A study has found our sense of smell for unpleasant odours is heightened when we are tense.
But our sensitivity to pleasant or neutral smells is unchanged.
It is thought the release of the ‘stress hormone’ cortisol, when we are in ‘fight or flight’ mode, makes us able to better detect bad odours that could pose a threat.
It is thought the release of the ‘stress hormone’ cortisol, when we are in ‘fight or flight’ mode, makes us able to better detect bad odours that could pose a threat. [File image]
Researchers asked 40 men and women to complete a stressful public speaking activity and maths test and then measured how well they could detect pleasant, neutral and unpleasant smells.
The pleasant odour was citronellol, which smells like lemongrass and rose, while the neutral odour was 2-Heptanol which was described as ‘earthy, oily’. The unpleasant odour was 4-Methylpentanoic acid, which smells like sweaty socks.
The participants were also asked to attend the lab either a week before or a week later for a control session, in which they performed the same odour detection tests but without taking part in the stress-inducing tasks beforehand.
The researchers, from Southwestern University in China, said: ‘There was a significant effect of stress on odour sensitivity to the unpleasant odour. However, there was no significant effect of stress on sensitivity to the pleasant or the neutral odours.’
A study has found our sense of smell for unpleasant odours is heightened when we are tense
The group added: ‘A state of hypervigilance after exposure to acute psychological stress may increase the sensitivity of the olfactory system to detection of potentially threatening stimuli, which is influenced by stress-related cortisol reactivity.’
The findings of the study were published in the journal Hormones and Behaviour.
Dr Andrew Thomas, a psychologist and lecturer at Swansea University, who was not involved in the research, said: ‘From an evolutionary perspective these results make sense.

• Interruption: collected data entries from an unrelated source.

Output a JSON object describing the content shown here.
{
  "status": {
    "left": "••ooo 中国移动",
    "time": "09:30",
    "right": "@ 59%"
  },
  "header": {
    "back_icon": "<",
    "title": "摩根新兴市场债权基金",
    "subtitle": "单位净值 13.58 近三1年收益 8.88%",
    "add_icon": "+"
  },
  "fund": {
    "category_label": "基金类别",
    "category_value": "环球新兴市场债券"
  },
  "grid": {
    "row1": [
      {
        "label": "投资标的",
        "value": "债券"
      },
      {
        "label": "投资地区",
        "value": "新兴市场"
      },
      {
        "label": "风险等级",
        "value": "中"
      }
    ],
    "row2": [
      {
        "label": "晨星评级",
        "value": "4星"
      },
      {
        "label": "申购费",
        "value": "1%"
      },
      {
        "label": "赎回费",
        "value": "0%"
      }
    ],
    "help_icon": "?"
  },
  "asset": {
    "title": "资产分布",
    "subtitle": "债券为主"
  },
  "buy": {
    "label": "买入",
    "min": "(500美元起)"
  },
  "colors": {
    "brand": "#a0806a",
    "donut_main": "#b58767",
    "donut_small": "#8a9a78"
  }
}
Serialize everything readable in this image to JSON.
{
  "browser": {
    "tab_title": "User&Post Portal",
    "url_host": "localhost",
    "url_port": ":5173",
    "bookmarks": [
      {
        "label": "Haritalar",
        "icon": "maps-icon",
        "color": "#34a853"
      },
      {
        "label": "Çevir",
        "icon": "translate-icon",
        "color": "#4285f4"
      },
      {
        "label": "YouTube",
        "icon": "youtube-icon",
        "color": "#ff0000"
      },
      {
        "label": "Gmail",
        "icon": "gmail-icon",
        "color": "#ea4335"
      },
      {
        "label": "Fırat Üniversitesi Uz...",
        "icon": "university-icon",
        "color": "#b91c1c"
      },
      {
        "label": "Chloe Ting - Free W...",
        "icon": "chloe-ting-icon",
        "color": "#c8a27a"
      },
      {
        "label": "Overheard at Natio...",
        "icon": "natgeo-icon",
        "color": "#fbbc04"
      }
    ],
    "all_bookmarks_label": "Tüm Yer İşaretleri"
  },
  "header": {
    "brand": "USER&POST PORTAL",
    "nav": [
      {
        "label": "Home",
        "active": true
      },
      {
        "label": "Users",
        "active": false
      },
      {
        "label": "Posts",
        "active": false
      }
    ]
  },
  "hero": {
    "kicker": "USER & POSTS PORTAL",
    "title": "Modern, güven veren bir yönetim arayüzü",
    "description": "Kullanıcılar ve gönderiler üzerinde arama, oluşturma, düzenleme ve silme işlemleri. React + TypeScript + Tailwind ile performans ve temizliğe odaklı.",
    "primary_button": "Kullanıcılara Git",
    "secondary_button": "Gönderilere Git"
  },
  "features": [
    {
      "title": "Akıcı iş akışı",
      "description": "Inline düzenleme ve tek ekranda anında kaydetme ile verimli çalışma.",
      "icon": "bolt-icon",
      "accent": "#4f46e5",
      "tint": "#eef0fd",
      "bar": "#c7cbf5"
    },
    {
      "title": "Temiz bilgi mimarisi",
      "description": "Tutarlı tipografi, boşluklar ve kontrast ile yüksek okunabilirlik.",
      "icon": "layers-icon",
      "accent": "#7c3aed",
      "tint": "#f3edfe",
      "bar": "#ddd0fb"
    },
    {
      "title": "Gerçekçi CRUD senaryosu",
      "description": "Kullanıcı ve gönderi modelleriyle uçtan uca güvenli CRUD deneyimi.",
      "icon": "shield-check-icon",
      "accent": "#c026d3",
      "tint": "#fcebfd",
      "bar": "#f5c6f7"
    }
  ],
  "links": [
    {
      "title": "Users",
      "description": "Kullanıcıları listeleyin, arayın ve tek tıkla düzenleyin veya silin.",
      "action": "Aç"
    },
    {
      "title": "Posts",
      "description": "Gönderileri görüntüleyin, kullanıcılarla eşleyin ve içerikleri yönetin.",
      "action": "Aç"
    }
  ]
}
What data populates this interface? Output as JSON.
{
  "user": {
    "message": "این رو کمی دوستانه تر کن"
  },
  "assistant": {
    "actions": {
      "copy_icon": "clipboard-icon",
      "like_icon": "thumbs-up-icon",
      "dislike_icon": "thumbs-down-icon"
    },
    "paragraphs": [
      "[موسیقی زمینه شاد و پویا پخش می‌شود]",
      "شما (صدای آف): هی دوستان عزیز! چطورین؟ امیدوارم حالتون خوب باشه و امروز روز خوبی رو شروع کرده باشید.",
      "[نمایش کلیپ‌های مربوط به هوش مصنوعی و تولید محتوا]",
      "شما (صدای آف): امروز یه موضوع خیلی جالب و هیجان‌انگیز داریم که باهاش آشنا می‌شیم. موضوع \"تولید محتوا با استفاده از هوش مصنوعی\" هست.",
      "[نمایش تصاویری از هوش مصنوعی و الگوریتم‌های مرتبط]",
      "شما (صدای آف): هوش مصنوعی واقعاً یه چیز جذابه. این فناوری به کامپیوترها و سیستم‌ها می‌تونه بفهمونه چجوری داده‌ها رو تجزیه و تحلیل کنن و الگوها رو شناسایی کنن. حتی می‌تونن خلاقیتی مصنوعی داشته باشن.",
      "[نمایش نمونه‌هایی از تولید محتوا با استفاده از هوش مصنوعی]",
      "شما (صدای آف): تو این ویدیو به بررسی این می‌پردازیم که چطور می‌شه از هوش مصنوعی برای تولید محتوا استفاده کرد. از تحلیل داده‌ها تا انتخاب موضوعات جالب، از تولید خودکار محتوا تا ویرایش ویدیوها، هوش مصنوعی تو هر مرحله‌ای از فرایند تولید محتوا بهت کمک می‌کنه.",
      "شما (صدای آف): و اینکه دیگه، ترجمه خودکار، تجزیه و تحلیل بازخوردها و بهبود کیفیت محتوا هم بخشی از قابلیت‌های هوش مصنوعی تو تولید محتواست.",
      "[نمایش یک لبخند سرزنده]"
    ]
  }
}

‘Cortisol is a stress hormone, released when the body reacts to threats as part of the flight or fight response.
‘Fight or flight, and freeze, have numerous effects on the body preparing it to deal with threats.
‘Assuming what these researchers have found holds true for larger samples, then it suggests that the stress response also increases our sensitivity to unpleasant odours as well.
‘The odours we find unpleasant tend to be those which indicate the presence of something harmful, like bacterial growth.’